We live in hopeful times -- we are Americans after all -- and we should be thinking hopeful thoughts. On the historically depressing topic of race relations, we've been in a particularly hopeful place in the wake of the last election.
But if you need a gauge of exactly how anomalous Obama and his campaign were in the context of race, all you have to do is watch the chaos that now surrounds the process by which he will be replaced in the Senate.
Roland Burris will be, and rightly so, the next senator from Illinois. Despite all the bluster, the law and the politics are on his side, and the Senate will eventually have to seat him. The Democratic leadership has essentially conceded as much, but from the moment Gov. Rod Blagojevich named Burris, the fog of blatant, heavy-handed racial politics was going to be the insurance policy that would guarantee Burris, Obama's seat.
After two years of the Obama campaign flirting dangerously, yet successfully, with the idea that race can be neutralized in American politics, the Burris episode is a sharp reminder that race remains too irresistible a weapon for it to disappear from our politics and our life anytime soon. And that is more than a little depressing in this season of hope.
Interestingly, Burris had no reputation as a race hustler; in fact he was elected attorney general and state comptroller selling the same 'we're-all-Americans' confection that Obama used so effectively to get elected president.

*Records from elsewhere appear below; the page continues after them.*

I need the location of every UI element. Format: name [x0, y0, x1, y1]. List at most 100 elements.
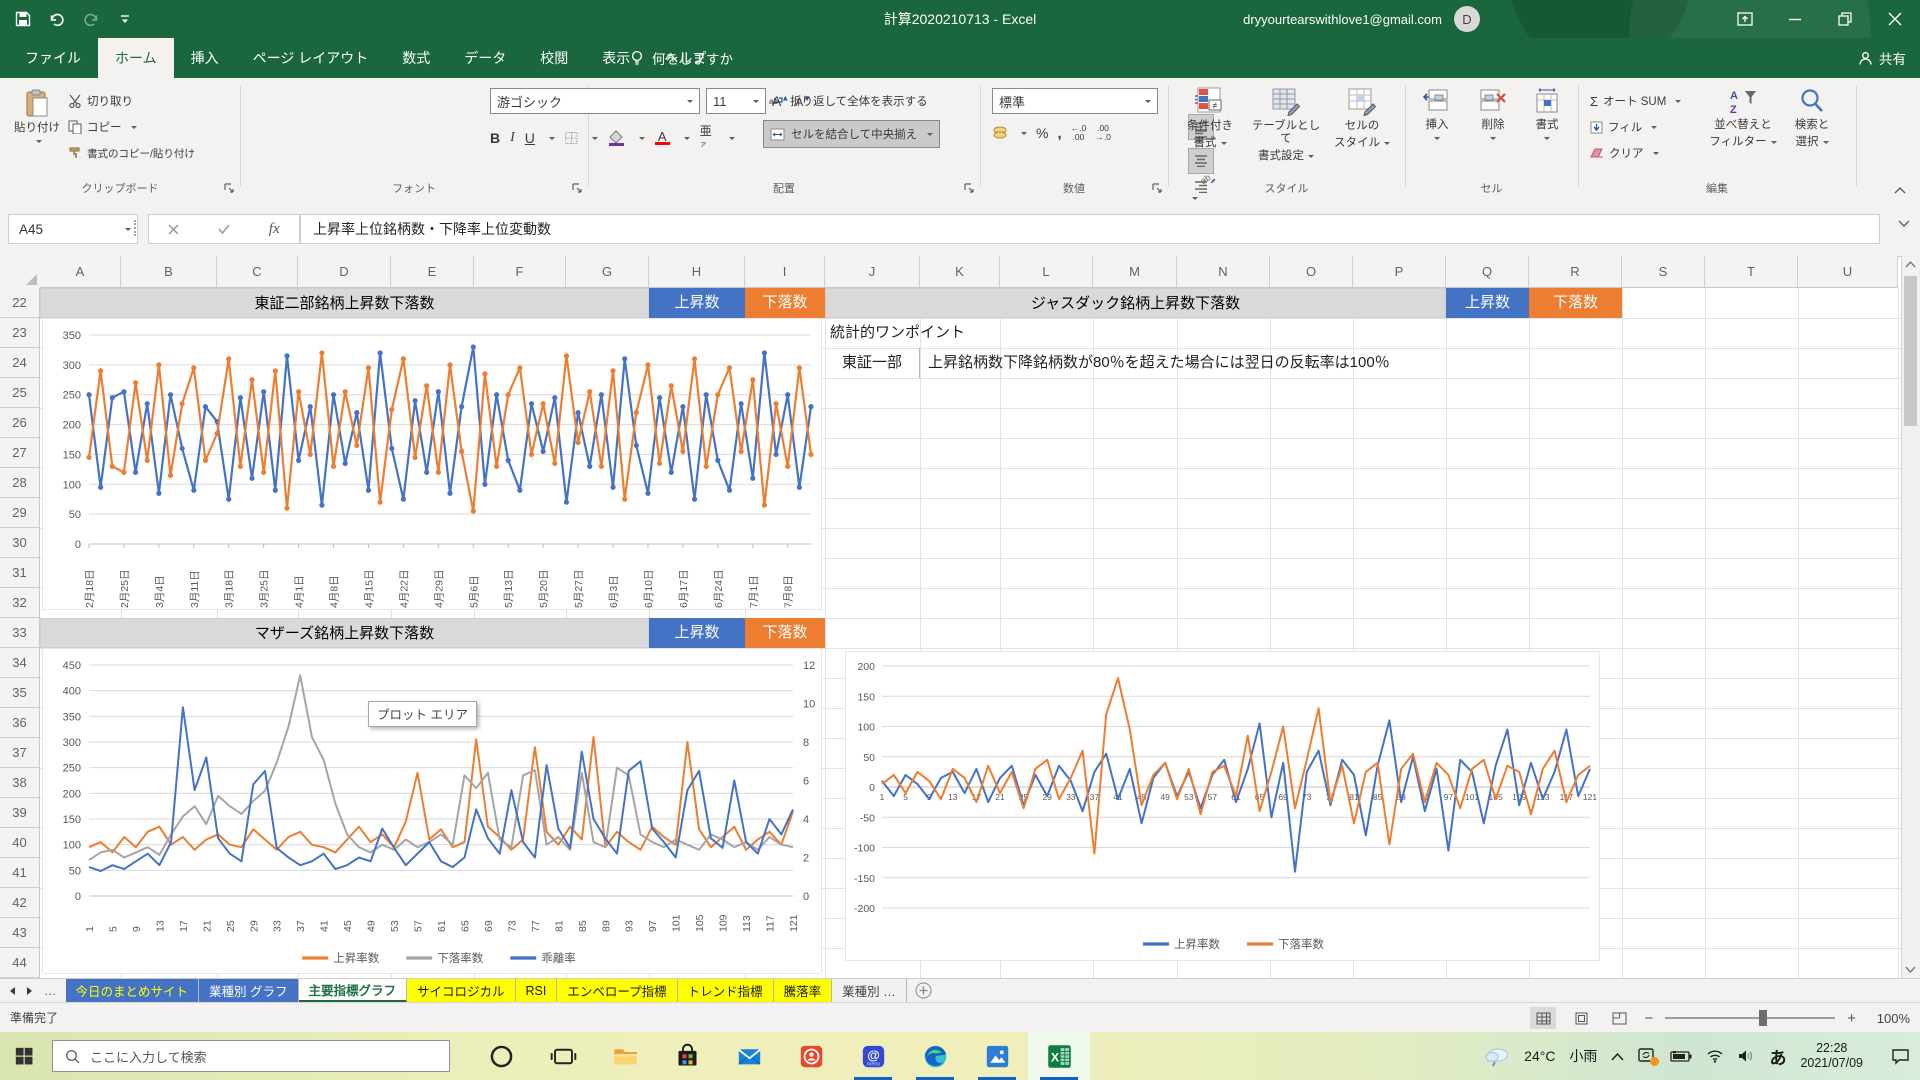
row-header-26[interactable]: 26	[0, 408, 40, 438]
note-title-cell[interactable]: 統計的ワンポイント	[830, 318, 1130, 348]
row-header-30[interactable]: 30	[0, 528, 40, 558]
minimize-button[interactable]	[1770, 0, 1820, 38]
bold-button[interactable]: B	[490, 130, 500, 146]
sheet-tab-エンベロープ指標[interactable]: エンベロープ指標	[557, 979, 677, 1002]
fill-button[interactable]: フィル	[1590, 114, 1710, 140]
vertical-scrollbar[interactable]	[1901, 256, 1920, 978]
chart-mothers[interactable]: 0501001502002503003504004500246810121591…	[42, 648, 822, 974]
row-header-44[interactable]: 44	[0, 948, 40, 978]
column-header-G[interactable]: G	[566, 256, 649, 288]
zoom-in-icon[interactable]: +	[1847, 1010, 1856, 1027]
row-header-28[interactable]: 28	[0, 468, 40, 498]
ribbon-tab-ホーム[interactable]: ホーム	[98, 38, 174, 78]
column-header-L[interactable]: L	[1000, 256, 1093, 288]
row-header-27[interactable]: 27	[0, 438, 40, 468]
paste-button[interactable]: 貼り付け	[10, 86, 64, 180]
row-header-32[interactable]: 32	[0, 588, 40, 618]
sync-status-icon[interactable]	[1638, 1048, 1656, 1064]
column-header-U[interactable]: U	[1798, 256, 1898, 288]
weather-desc[interactable]: 小雨	[1569, 1046, 1597, 1066]
collapse-ribbon-icon[interactable]	[1894, 186, 1906, 194]
zoom-out-icon[interactable]: −	[1644, 1010, 1653, 1027]
ribbon-tab-データ[interactable]: データ	[447, 38, 523, 78]
prev-sheet-icon[interactable]	[8, 986, 16, 996]
column-header-F[interactable]: F	[474, 256, 566, 288]
share-button[interactable]: 共有	[1858, 38, 1906, 78]
avatar[interactable]: D	[1454, 6, 1480, 32]
wrap-text-button[interactable]: ab 折り返して全体を表示する	[763, 88, 934, 114]
row-header-23[interactable]: 23	[0, 318, 40, 348]
mothers-up-button[interactable]: 上昇数	[649, 618, 745, 648]
autosum-button[interactable]: Σオート SUM	[1590, 88, 1710, 114]
comma-icon[interactable]: ,	[1057, 125, 1061, 142]
taskbar-app-mail[interactable]	[718, 1032, 780, 1080]
delete-cells-button[interactable]: 削除	[1467, 86, 1519, 178]
tosho2-up-button[interactable]: 上昇数	[649, 288, 745, 318]
column-header-I[interactable]: I	[745, 256, 825, 288]
cancel-icon[interactable]	[168, 224, 179, 235]
sheet-tab-騰落率[interactable]: 騰落率	[774, 979, 833, 1002]
jasdaq-down-button[interactable]: 下落数	[1529, 288, 1622, 318]
italic-button[interactable]: I	[510, 130, 515, 146]
conditional-formatting-button[interactable]: ≠ 条件付き 書式	[1174, 86, 1246, 178]
row-header-36[interactable]: 36	[0, 708, 40, 738]
ribbon-display-options-icon[interactable]	[1720, 0, 1770, 38]
chart-jasdaq[interactable]: -200-150-100-500501001502001591317212529…	[845, 651, 1600, 961]
column-header-E[interactable]: E	[391, 256, 474, 288]
clipboard-dialog-launcher-icon[interactable]	[224, 183, 236, 195]
sheet-tab-RSI[interactable]: RSI	[516, 979, 558, 1002]
sheet-tab-サイコロジカル[interactable]: サイコロジカル	[407, 979, 516, 1002]
column-header-A[interactable]: A	[40, 256, 121, 288]
column-header-B[interactable]: B	[121, 256, 217, 288]
currency-icon[interactable]	[992, 126, 1008, 140]
find-select-button[interactable]: 検索と 選択	[1780, 86, 1844, 178]
banner-mothers-title[interactable]: マザーズ銘柄上昇数下落数	[40, 618, 649, 648]
sheet-tab-今日のまとめサイト[interactable]: 今日のまとめサイト	[66, 979, 200, 1002]
column-headers[interactable]: ABCDEFGHIJKLMNOPQRSTU	[40, 256, 1898, 288]
copy-button[interactable]: コピー	[68, 114, 236, 140]
action-center-icon[interactable]	[1891, 1048, 1910, 1065]
column-header-K[interactable]: K	[920, 256, 1000, 288]
row-header-43[interactable]: 43	[0, 918, 40, 948]
row-header-35[interactable]: 35	[0, 678, 40, 708]
enter-icon[interactable]	[218, 224, 230, 234]
wifi-icon[interactable]	[1706, 1049, 1724, 1063]
close-button[interactable]	[1870, 0, 1920, 38]
name-box[interactable]: A45	[8, 214, 138, 244]
alignment-dialog-launcher-icon[interactable]	[964, 183, 976, 195]
taskbar-app-excel[interactable]: X	[1028, 1032, 1090, 1080]
expand-formula-bar-icon[interactable]	[1898, 220, 1910, 228]
row-header-38[interactable]: 38	[0, 768, 40, 798]
new-sheet-button[interactable]	[915, 979, 932, 1002]
start-button[interactable]	[0, 1032, 48, 1080]
taskbar-app-at-menu[interactable]: @menu	[842, 1032, 904, 1080]
merge-center-button[interactable]: セルを結合して中央揃え	[763, 120, 940, 148]
decrease-decimal-icon[interactable]: .00→.0	[1095, 124, 1111, 142]
row-header-22[interactable]: 22	[0, 288, 40, 318]
weather-icon[interactable]	[1484, 1045, 1510, 1067]
page-layout-view-icon[interactable]	[1568, 1007, 1594, 1029]
format-cells-button[interactable]: 書式	[1521, 86, 1573, 178]
tosho2-down-button[interactable]: 下落数	[745, 288, 825, 318]
row-header-41[interactable]: 41	[0, 858, 40, 888]
format-as-table-button[interactable]: テーブルとして 書式設定	[1250, 86, 1322, 178]
zoom-level[interactable]: 100%	[1868, 1011, 1910, 1026]
increase-decimal-icon[interactable]: ←.0.00	[1071, 124, 1087, 142]
ime-indicator[interactable]: あ	[1769, 1044, 1786, 1069]
restore-button[interactable]	[1820, 0, 1870, 38]
ribbon-tab-校閲[interactable]: 校閲	[523, 38, 585, 78]
column-header-J[interactable]: J	[825, 256, 920, 288]
page-break-view-icon[interactable]	[1606, 1007, 1632, 1029]
ribbon-tab-数式[interactable]: 数式	[385, 38, 447, 78]
mothers-down-button[interactable]: 下落数	[745, 618, 825, 648]
chart-tosho2[interactable]: 0501001502002503003502月18日2月25日3月4日3月11日…	[42, 318, 822, 610]
number-dialog-launcher-icon[interactable]	[1152, 183, 1164, 195]
formula-input[interactable]: 上昇率上位銘柄数・下降率上位変動数	[300, 214, 1880, 244]
hidden-icons-chevron-icon[interactable]	[1611, 1052, 1624, 1061]
next-sheet-icon[interactable]	[26, 986, 34, 996]
zoom-slider[interactable]	[1665, 1017, 1835, 1019]
percent-icon[interactable]: %	[1036, 125, 1048, 141]
column-header-D[interactable]: D	[298, 256, 391, 288]
cut-button[interactable]: 切り取り	[68, 88, 236, 114]
row-headers[interactable]: 2223242526272829303132333435363738394041…	[0, 288, 40, 978]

Since his appointment Burris has made the case, repeatedly, that he does not think that the Senate's initial refusal to seat him had anything to do with race, but the issue has been an inescapable part of the kabuki about whether he will be seated or not.
After first telling Burris that he should not even show up in Washington, Majority Leader Harry Reid and his deputy, Democratic Whip Dick Durbin of Illinois, met with Burris and emerged from the meeting feeling compelled to address the race issue.
"Roland Burris, one of the first things he said to us, hey, this is nothing that's racial, I understand that," Reid said. "So a lot of people tried to make this a racial issue, but Roland Burris has not and will not."
Burris, it seemed, offered the leaders a measure of absolution: "The meeting we had this morning with Roland Burris was a very positive meeting. And at the outset, he said, 'I want to make it clear that I understand this controversy has nothing to do with my race, and I understand that both of you have excellent records when it comes to racial relations."
And in the end that is essentially what it comes down to -- our record on race relations. The history of racial disenfranchisement is so tightly woven into American politics that it is impossible to control contours of any discussion about race, and Blagojevich understood that when he was looking for a way to defy his detractors in Washington. Under indictment for corruption -- most immediately for alleged efforts to sell the Senate seat in question to the person who would provide the greatest personal gain -- Blago was cornered. He was denied the usual first defense that the indictment was a political witch hunt, because his harshest critics were fellow Democrats. The president-elect called on him to resign, as did Durbin, the senior senator. Reid cautioned Blagojevich not to appoint a senator, because anyone he chose would be tainted and would not be seated.
Blago was quiet for a while, even promising through his attorney that he would not pick a senator. But then he decided that he did have a hand to play after all and would take his turn: His ace? The race card, which whites can play too. He appointed Burris openly defying the Senate, which was once again all white, not to seat him. The press conference at which he made the announcement was a set piece right out of the sixties, more 1969 than 2009. Just to make sure his racial intentions were clear, conveniently planted in the audience was former Black Panther and current Congressman Bobby Rush, who spelled it out:
"My prayers have been answered," said Rush, who is still struggling with his speech after doctors removed a cancerous tumor from his jaw last summer. "I prayed fervently that the governor would continue the legacy established by President-elect Obama and that the governor would appoint an African American to complete the term of President Obama." The windup, then the pitch: "Let me just remind you," he continued, "that there presently is no African American in the U.S. Senate. Let me remind you that the state of Illinois and the people in the state of Illinois in their collective wisdom have sent two African Americans to the U.S. Senate. That makes a difference."
Suddenly, the ongoing comedy sketch that had been Blago's legal troubles morphed into a problem for Democrats from Obama to Reid to the leaders in control of the state legislature in Springfield.
The irony of course is that Barack Obama is going to be president; Illinois has sent to the Senate a full 66 percent of all the black senators to have served since Reconstruction; race should have been the most irrelevant factor in the choice to replace Obama. But, apparently, as long as there is a race card -- and there will be for a lot time -- it'll be impossible for the crooks and hustlers, the desperate and the ambitious, white and black alike, to resist the temptation to play it.